The increase in medical school graduates has not been met by an increase in graduate medical education (GME) funding, leaving a need for additional residency slots that would enable these graduates to enter practice.
Simple changes to the current system won't be enough, panelists at the forum explained.
"We need to think outside the box and look at alternative funding mechanisms," said Christopher Wee, a fourth-year medical student at Wayne State University School of Medicine. Wee has been working with the Michigan State Medical Society on a proposal that would allow for greater flexibility and direct state GME funding to where it's needed most.

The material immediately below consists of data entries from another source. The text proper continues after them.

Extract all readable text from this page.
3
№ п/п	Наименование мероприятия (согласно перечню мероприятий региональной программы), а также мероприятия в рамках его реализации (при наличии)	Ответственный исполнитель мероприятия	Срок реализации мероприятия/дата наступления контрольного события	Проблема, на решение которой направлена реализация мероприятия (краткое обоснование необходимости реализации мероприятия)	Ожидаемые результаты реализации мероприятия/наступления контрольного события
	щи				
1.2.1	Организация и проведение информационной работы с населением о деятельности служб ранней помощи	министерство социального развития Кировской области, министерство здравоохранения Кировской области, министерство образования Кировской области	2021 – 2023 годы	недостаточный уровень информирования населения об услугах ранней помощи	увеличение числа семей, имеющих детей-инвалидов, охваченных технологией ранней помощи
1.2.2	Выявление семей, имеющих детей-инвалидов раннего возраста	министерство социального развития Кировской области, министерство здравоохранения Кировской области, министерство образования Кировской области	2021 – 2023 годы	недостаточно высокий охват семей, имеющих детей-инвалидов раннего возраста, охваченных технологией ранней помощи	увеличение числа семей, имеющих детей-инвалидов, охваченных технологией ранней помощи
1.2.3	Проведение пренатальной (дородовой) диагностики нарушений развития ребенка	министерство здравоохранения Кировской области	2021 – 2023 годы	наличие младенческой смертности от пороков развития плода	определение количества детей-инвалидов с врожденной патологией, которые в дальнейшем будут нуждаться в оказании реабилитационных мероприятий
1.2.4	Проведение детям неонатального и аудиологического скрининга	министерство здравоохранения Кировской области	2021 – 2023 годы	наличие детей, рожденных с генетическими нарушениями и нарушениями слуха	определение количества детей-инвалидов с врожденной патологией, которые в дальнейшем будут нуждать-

George Bone, MD, who serves on the Maryland Health Services Cost Review Commission, explained how his state has carried out a more sustainable system for GME funding, which involves all payers and includes GME expenses in hospitals' payment rates.
In Ohio, an innovative proposal created by the deans of the state's seven medical schools is under consideration by the state government. The new model would aim to keep the best and brightest of Ohio's medical graduates in state and serving in specialties and locations with the greatest need.
Jeffrey Gold, MD, chair of the Council on Medical Education, also noted that some large practices, health systems and hospitals are bringing growth to American GME by self-funding programs.
"GME is important because it is a societal good that needs to be looked at in terms of societal benefits," said Alice Coombs, MD, a past president of the Massachusetts Medical Society. "The bottom line is being able to care for our patients."
"We are about to cross the line where the Medicare trust fund will be underfunded," Dr. Coombs added. "Something has to be done."